Having debugged rsync, ssh, and finally Cygwin...the problem turned out to be a D-Link router doing (a bad job of) QoS processing.

Each of rsync, ssh, and Cygwin appear to have operated exactly correct, including pipe(), select(), stdin/stdout, and Windows socket handling.

Thanks,
Devin


-----Original Message-----
Sent: Tuesday, July 16, 2013 12:04 AM
Subject: RE: ssh.exe on cygwin: Write error

Dear Cygwin list;

So I've made some progress on the problem with ssh I started out trying to solve... unfortunately, it's got me in select.cc in Cygwin.

Basically, the ssh.exe program operates as this:

Ssh sets up a connection, and starts client_loop;

client_loop monitors (in the debugging case) a single channel. It checks to see if input is to be read (from stdin in this case), and checks if there's data to write from an output buffer and also if select() says the outbound connection is writable. In the case of debugging, the network connection from ssh.exe to the server is on fd 3.

If there's data to read, it reads it into a buffer.

If there's data to send in the output buffer AND select() says that fd 3 is writable, then it calls packet_write_poll, which then calls roaming_write, which does a write() on the fd.  If there's a failure to write(), then packet_write_poll sees what the error is. EAGAIN, EINTR, and EWOULDBLOCK (same as EAGAIN on Cygwin) are non-fatal. Any other error is fatal.


In debugging, what happens is that the client_loop is processing away just fine. As it happens, it's reading more data than writing on stdin. It is happily writing data on the outbound socket, using write() as called by roaming_write as called by packet_write_poll. At some point, something ?bad? occurs.

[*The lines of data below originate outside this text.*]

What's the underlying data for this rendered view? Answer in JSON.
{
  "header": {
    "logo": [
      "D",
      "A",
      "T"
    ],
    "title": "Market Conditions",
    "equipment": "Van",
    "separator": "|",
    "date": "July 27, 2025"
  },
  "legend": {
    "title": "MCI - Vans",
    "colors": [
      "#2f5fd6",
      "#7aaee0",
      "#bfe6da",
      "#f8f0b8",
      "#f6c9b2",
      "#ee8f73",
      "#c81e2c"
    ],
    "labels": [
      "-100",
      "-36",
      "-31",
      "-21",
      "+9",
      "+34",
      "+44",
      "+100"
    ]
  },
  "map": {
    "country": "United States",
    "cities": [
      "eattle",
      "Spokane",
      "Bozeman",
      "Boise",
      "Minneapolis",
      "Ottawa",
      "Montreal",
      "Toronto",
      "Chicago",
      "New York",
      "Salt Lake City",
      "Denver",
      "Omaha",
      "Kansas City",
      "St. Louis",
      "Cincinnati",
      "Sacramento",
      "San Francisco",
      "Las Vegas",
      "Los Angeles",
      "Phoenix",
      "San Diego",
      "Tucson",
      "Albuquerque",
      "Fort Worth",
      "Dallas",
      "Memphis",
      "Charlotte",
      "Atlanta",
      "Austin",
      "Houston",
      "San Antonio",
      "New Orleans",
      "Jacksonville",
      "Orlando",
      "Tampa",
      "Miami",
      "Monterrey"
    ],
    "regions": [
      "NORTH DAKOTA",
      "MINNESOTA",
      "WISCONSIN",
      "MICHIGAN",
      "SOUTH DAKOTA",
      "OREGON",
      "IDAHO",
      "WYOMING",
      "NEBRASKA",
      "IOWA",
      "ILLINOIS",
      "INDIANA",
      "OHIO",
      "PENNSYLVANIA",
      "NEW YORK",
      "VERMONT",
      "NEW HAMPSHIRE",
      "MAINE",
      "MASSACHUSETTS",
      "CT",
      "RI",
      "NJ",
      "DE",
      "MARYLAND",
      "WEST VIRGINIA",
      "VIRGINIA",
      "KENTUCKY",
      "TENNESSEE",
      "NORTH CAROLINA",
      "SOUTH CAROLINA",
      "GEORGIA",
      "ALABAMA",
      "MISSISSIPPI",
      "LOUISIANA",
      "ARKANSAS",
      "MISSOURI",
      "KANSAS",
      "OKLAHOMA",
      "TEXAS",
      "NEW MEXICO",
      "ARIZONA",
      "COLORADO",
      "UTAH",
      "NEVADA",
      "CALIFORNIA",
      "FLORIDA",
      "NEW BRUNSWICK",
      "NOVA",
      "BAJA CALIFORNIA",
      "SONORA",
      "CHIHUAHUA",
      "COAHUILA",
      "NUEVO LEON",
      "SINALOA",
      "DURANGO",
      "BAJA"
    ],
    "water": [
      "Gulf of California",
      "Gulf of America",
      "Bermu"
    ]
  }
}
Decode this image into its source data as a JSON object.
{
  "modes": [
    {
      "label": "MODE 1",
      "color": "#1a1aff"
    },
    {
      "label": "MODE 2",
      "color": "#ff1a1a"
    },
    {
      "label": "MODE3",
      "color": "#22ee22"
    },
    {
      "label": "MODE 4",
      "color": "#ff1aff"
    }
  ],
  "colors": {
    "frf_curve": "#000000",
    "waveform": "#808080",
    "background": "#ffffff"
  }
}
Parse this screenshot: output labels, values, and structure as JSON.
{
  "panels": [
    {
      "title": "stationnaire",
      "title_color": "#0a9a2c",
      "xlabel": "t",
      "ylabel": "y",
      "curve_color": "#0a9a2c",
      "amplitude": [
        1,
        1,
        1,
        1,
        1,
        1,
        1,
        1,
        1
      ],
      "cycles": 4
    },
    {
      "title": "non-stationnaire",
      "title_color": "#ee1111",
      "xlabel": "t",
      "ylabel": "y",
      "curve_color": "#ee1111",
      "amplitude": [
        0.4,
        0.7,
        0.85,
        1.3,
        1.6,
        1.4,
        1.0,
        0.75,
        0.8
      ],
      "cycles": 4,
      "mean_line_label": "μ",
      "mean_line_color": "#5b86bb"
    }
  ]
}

1. Select() says that the fd 3 (outbound connection) is writeable to the network.

2. Write() goes to write, but gets an error 11 (EAGAIN).

3. Many (probably 50-100) calls to select() say that the socket is not writeable, and a packet trace on the server side confirm that the flow of packets has completely stopped. I can see that peek_socket() in select.cc is returning 'peek_socket: read_ready: 0, write_ready: 0, except_ready: 0' in the strace.

4. After some time (30 seconds) select() on fd 3 returns both readable+writable. It tries to read from fd 3, but it gets an error 104 (ECONNRESET). It subsequently tries to write on the socket, and also gets an error 104 (ECONNRESET).

5. Since the write() failed, it returns that to roaming_write, which returns it to packet_write_poll. This prints the fatal error "Write failed: connection reset by peer".

6. Interestingly, the server side has not issued a tcp/ip rst. In fact, from the server perspective, it just looks like the tcp/ip connection stalled (happens right at the error 11). The server side isn't shut down till some time later.

7. Definitely, the connection does get 'backed up' so to speak - i.e. I'm pushing more data than the internet connection can handle without blocking to process data, and I would expect select() and/or write() to fail waiting for the network to clear some buffers. That said, it's almost like the socket die's or needs to reset or something after the error 11 (EAGAIN).

8. I don't see any signals or timeouts happening. Also, I've retested with Cygwin 1.7.21 with no additional success.


I'm going to keep looking, but any thoughts with the new information?